If there is a specific pattern in the string like the example you showed, I am not sure if it can be completely split into ‘dictionary words’, but I think it can be done to some extent.
In the example you showed, there is a comma and a space before the uppercase letters, so if this pattern is present, it can be split using the following regular expression.
col option > Work With Text Data > Replace > Text(All)
From: (?<!^)(?=[A-Z])
To: ,
※ Note; there is a space after the comma
There is no specific pattern other than the extension (.com), please see a sample below.

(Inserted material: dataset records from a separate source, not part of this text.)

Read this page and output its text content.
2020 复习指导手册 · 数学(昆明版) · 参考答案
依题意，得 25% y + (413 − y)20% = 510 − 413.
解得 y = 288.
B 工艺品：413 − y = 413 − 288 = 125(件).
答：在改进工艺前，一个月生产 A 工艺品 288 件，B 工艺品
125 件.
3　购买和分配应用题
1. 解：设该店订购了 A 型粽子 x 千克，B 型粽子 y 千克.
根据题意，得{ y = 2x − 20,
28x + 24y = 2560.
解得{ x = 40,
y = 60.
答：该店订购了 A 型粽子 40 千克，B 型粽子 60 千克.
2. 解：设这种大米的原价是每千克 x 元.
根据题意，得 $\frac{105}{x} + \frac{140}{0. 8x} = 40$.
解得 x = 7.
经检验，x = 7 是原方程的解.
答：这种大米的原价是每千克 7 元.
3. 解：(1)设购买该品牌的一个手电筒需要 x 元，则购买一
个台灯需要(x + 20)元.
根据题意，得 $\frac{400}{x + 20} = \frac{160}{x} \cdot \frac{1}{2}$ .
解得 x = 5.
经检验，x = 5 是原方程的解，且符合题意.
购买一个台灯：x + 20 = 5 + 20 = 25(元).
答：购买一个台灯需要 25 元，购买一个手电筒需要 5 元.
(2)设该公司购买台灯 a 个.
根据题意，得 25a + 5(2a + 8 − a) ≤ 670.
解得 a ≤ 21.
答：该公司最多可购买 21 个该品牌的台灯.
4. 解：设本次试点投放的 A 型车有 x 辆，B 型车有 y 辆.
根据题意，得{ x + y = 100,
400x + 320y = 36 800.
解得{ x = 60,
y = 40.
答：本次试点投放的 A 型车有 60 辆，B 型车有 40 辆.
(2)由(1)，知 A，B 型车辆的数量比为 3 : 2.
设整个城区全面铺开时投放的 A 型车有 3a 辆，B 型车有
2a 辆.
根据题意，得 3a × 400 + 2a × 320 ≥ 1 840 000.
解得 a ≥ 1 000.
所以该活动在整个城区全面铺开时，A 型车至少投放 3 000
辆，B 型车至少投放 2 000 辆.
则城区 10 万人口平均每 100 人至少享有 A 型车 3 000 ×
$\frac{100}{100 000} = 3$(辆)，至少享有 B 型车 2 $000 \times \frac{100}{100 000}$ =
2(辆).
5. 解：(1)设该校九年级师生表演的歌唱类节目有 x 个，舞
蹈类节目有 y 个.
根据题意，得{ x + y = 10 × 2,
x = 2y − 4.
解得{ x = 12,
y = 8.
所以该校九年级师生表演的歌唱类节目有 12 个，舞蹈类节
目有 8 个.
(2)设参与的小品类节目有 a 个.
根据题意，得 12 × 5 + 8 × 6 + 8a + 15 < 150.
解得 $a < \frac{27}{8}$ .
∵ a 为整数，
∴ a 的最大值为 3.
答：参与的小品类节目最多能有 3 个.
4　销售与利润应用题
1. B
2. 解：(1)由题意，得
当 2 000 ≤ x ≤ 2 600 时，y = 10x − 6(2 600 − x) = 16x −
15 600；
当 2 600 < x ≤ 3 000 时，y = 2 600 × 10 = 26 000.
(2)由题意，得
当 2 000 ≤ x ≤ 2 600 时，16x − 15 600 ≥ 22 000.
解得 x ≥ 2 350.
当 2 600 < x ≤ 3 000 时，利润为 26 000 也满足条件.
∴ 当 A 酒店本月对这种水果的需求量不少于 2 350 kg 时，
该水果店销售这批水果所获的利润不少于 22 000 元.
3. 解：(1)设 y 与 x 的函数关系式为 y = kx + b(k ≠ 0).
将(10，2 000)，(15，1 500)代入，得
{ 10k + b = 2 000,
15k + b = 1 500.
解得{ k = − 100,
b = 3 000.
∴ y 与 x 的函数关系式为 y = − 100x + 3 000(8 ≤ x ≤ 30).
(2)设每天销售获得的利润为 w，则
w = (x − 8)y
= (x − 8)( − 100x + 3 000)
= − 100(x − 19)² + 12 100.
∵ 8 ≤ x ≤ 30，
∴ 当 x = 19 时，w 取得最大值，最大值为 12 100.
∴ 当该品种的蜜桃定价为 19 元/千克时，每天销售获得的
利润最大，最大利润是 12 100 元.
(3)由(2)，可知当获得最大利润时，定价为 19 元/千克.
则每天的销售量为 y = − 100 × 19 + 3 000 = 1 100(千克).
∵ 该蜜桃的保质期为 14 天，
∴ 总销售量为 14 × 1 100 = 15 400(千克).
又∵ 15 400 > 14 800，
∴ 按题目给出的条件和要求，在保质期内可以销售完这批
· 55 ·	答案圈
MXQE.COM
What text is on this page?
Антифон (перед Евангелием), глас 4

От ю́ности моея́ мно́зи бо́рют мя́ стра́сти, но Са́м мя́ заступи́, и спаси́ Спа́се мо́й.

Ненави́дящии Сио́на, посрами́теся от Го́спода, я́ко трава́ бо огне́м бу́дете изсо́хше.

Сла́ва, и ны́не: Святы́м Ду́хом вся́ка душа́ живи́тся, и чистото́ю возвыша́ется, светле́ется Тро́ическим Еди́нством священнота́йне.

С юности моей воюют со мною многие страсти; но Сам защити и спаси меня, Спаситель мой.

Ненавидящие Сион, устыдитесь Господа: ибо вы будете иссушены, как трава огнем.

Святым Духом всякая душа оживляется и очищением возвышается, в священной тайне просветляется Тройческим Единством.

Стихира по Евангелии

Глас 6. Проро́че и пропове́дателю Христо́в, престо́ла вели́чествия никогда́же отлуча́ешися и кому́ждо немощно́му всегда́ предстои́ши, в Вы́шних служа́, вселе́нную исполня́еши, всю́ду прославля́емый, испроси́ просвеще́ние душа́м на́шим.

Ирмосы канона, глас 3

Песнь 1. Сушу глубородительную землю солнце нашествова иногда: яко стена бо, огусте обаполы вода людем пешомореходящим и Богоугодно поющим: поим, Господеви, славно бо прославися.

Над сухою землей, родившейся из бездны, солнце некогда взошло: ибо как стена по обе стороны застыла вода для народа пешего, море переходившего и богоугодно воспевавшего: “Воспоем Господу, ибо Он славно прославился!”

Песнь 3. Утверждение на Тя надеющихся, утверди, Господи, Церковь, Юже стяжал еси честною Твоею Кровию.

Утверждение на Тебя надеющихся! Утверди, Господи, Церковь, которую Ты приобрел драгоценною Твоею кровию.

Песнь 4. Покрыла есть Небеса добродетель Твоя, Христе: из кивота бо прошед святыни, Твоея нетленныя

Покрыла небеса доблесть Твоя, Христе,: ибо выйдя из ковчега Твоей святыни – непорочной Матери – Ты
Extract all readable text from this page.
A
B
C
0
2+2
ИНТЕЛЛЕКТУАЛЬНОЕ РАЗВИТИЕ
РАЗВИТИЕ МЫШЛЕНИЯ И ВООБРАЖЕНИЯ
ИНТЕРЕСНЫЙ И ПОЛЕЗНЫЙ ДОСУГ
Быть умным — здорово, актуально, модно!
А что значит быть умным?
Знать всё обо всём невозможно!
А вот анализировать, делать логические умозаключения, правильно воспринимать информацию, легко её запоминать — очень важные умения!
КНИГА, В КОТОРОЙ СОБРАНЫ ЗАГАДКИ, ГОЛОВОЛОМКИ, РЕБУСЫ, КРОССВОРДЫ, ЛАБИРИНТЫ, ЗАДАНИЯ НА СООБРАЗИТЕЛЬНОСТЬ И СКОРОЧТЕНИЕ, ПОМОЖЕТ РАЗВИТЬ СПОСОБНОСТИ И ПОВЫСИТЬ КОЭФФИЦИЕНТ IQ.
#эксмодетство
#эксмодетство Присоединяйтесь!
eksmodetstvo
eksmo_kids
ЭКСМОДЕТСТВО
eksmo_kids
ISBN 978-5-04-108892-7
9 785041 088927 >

If there is no specific pattern, then it is difficult to split a string with specific conditions.
In this situation, I think it would be better to use a string search algorithm(KMP, BM, …many), which allows you to give the keywords you want to search for to a string and find out if it contains the keywords or not.
As far as I know, Exploratory doesn’t provide such a feature by default, so you need to either write the algorithm from scratch or write an R script by combining R packages.
After some research(I’m sure there are many more if you look for them.), I found an R package that implements the AhoCorasick method. By combining these packages, you can write a function that outputs the search results in a format that is acceptable to Exploaratoy.
library(AhoCorasickTrie)
target_text <- c("bizcashadvance", "moneymarketplace", "apartmentlocators", "teststring")
# Normally, you would not specify the words, but use the dictionary data where a huge number of words are stored.
target_words <- c("money", "market", "place", "cash", "advance", "apple", "apartment")
AhoCorasickSearch(keywords = target_words, text = target_text)
[[1]]
[[1]][[1]]
[[1]][[1]]$Keyword
[1] "cash"
[[1]][[1]]$Offset
[1] 4
[[1]][[2]]
[[1]][[2]]$Keyword
[1] "advance"
[[1]][[2]]$Offset
[1] 8
[[2]]
[[2]][[1]]
[[2]][[1]]$Keyword
[1] "money"
[[2]][[1]]$Offset
[1] 1
[[2]][[2]]
[[2]][[2]]$Keyword
[1] "market"
[[2]][[2]]$Offset
[1] 6
[[2]][[3]]
[[2]][[3]]$Keyword
[1] "place"
[[2]][[3]]$Offset
[1] 12
[[3]]
[[3]][[1]]
[[3]][[1]]$Keyword
[1] "apartment"
[[3]][[1]]$Offset
[1] 1
[[4]]
list()